Kang, C, Qiao, Q, Tong, Q, Bai, Q, Huang, C, Fan, R, Wang, H, Kaliannan, K, Wang, J, Xu, J
Scientific reports. 2021;(1):20062
Abstract
In this study, we investigated the effect of exenatide (EXE), a glucagon-like peptide (GLP)-1 receptor agonist, on kidney function, obesity indices, and glucose control in overweight/obese patients with type 2 diabetes mellitus (T2DM). A total of 159 overweight/obese patients with T2DM were randomized to the EXE group or insulin glargine (GLAR) control group for a total treatment period of 24 weeks. EXE intervention significantly reduced the urine albumin concentration (UAC) at week 12 and 24 endpoints (P < 0.001 at week 12 and 24).
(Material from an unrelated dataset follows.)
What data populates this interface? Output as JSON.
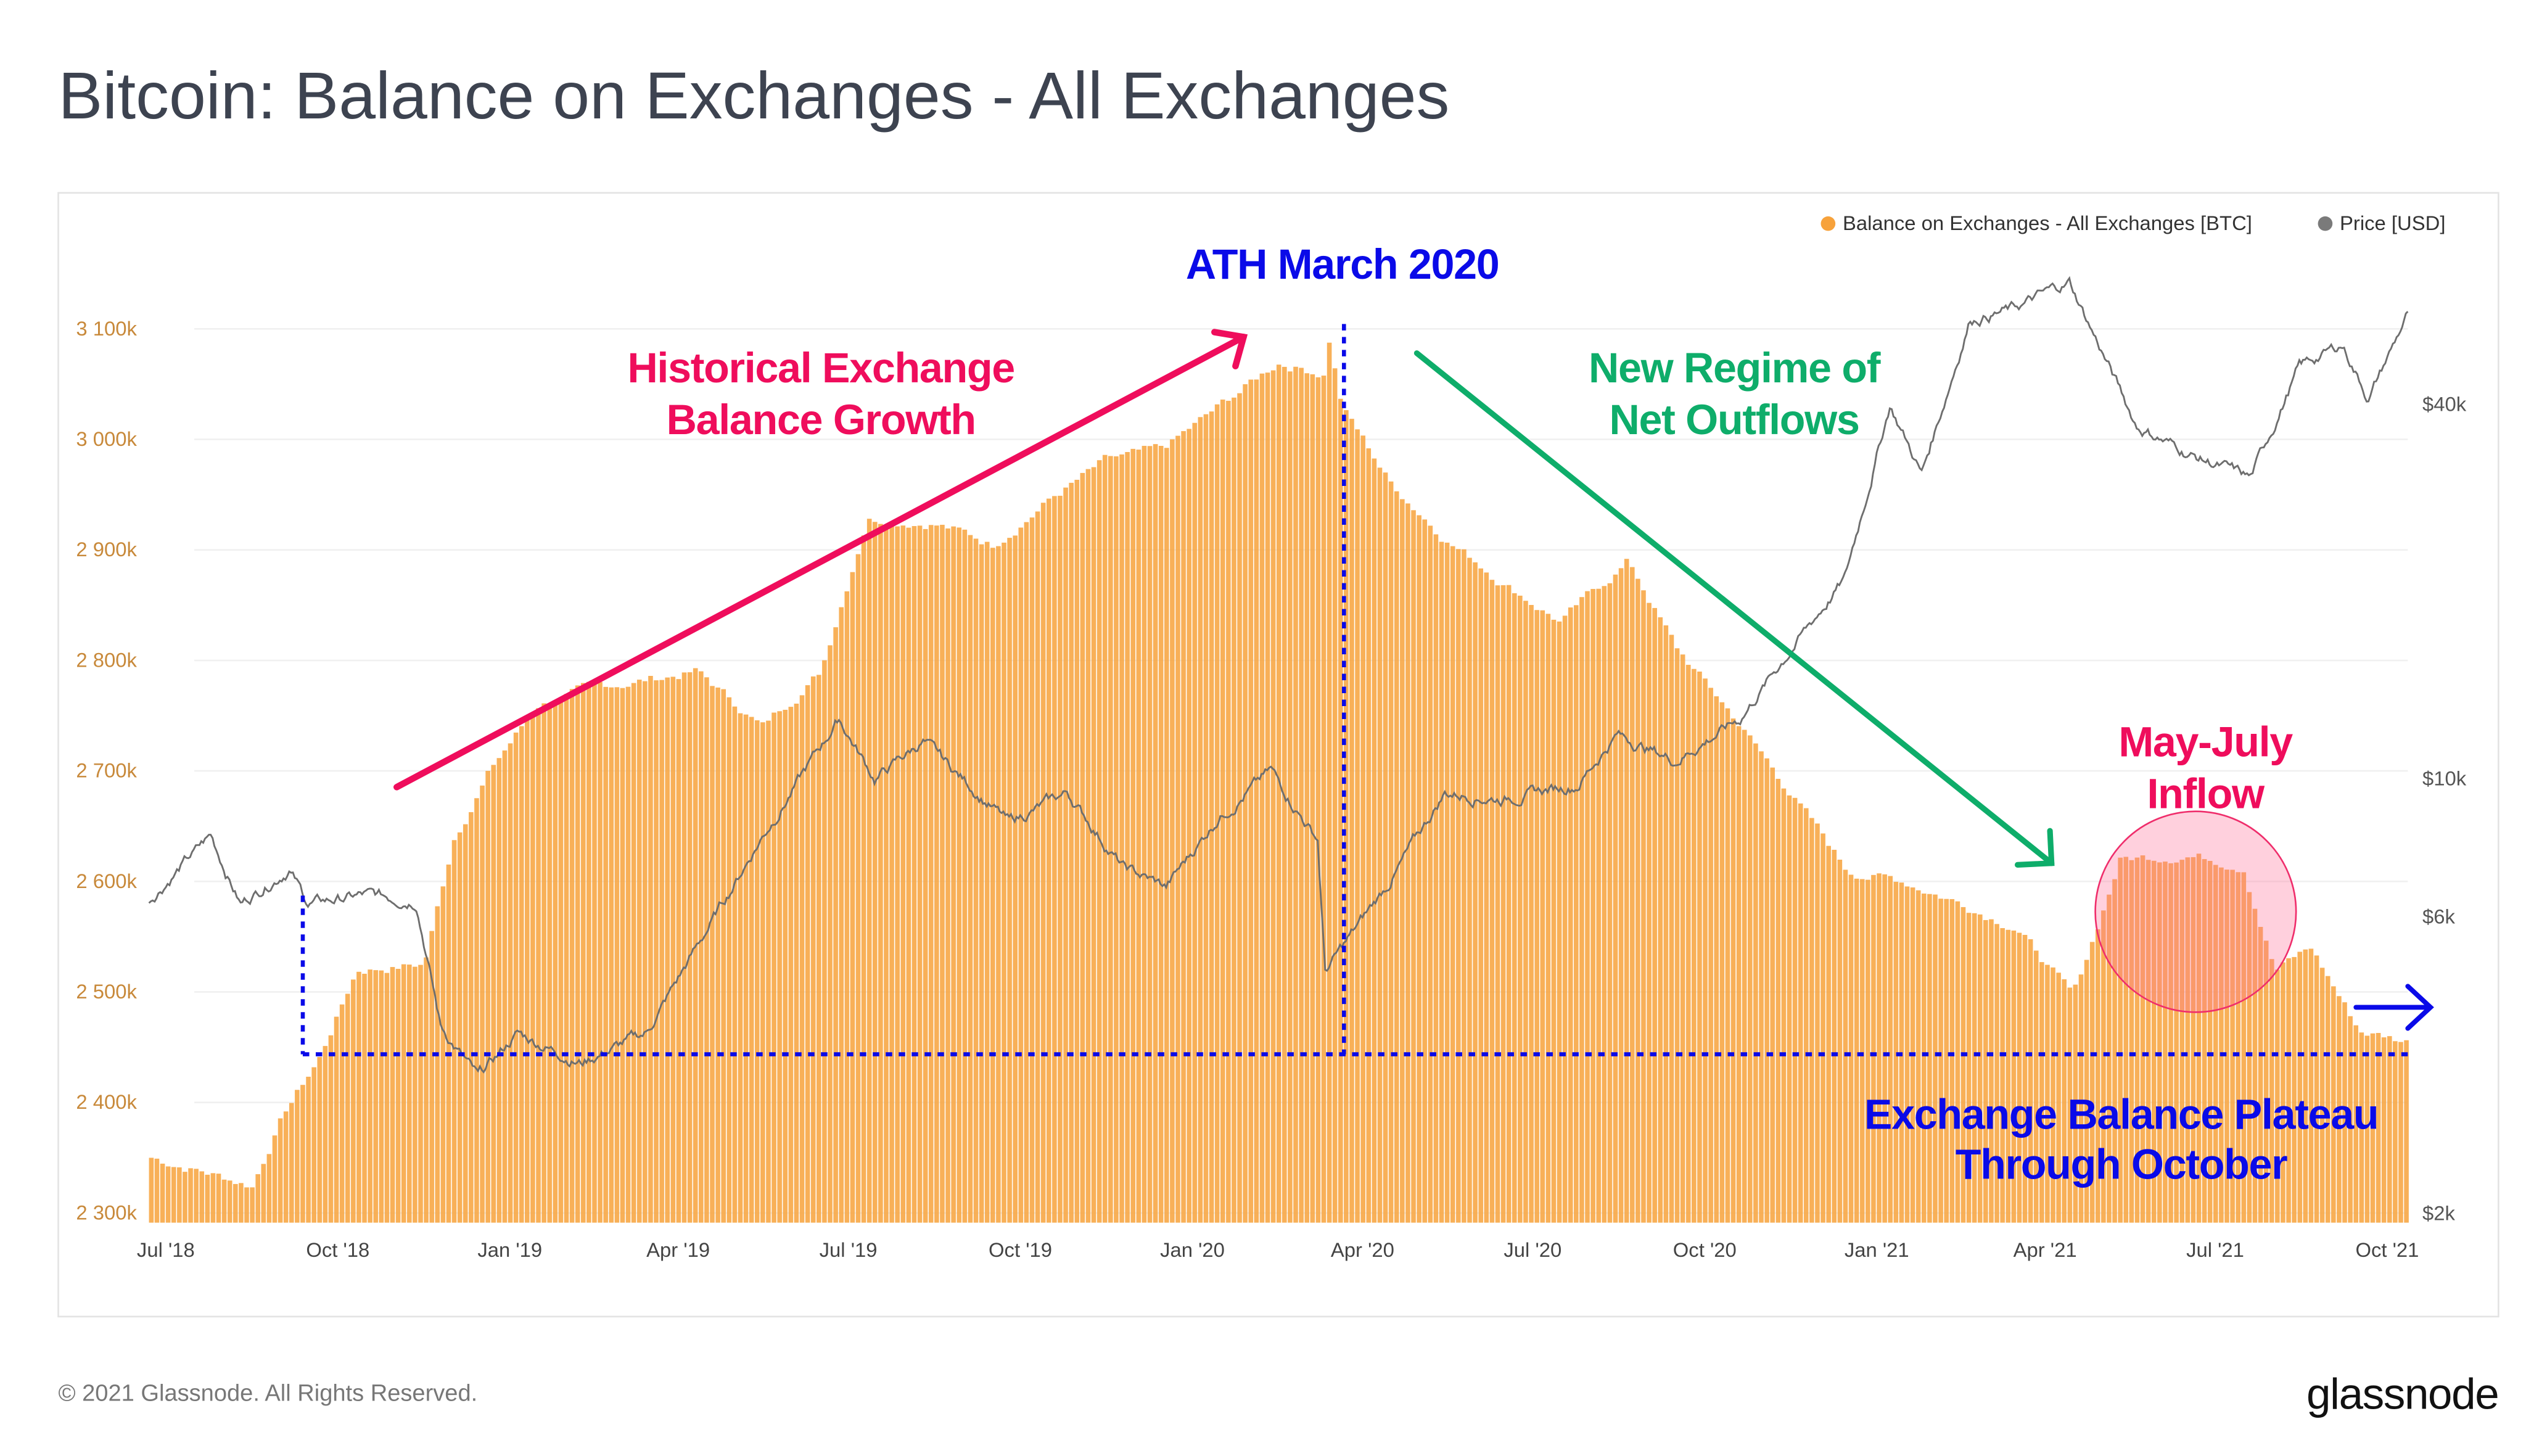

The levels of the anthropometric, glucose and lipid parameters (TG and HDL-c), and inflammation biomarkers (CRP and TNF-α) in the EXE group were improved at 12 weeks or 24 weeks, respectively. Meanwhile, a comparison between two groups showed significant changes in anthropometric parameters, glucose parameters, lipid parameters (TG and HDL-c), and Inflammation biomarkers (CRP, IL-6, and TNF-α). Serum fibroblast growth factor 21 (FGF21) was increased in the EXE group (P = 0.005) at week 24, and the change was significantly improved compared with GLAR group (P = 0.003). Correlation network analysis showed that FGF21 had a more central role in improving metabolism in the EXE group, and the change of FGF 21 was significantly negatively correlated with UAC at week 12 and week 24, respectively (r = - 0.297, P = 0.010; r = - 0.294, P = 0.012). Our results showed that EXE could help patients improve UAC, glycemic levels, and inflammatory biomarkers after a follow-up period of 24 weeks intervention. These EXE effects may be partly mediated by FGF 21, indicating that EXE is an effective and safe way to control albuminuria in overweight/obese patients with T2DM.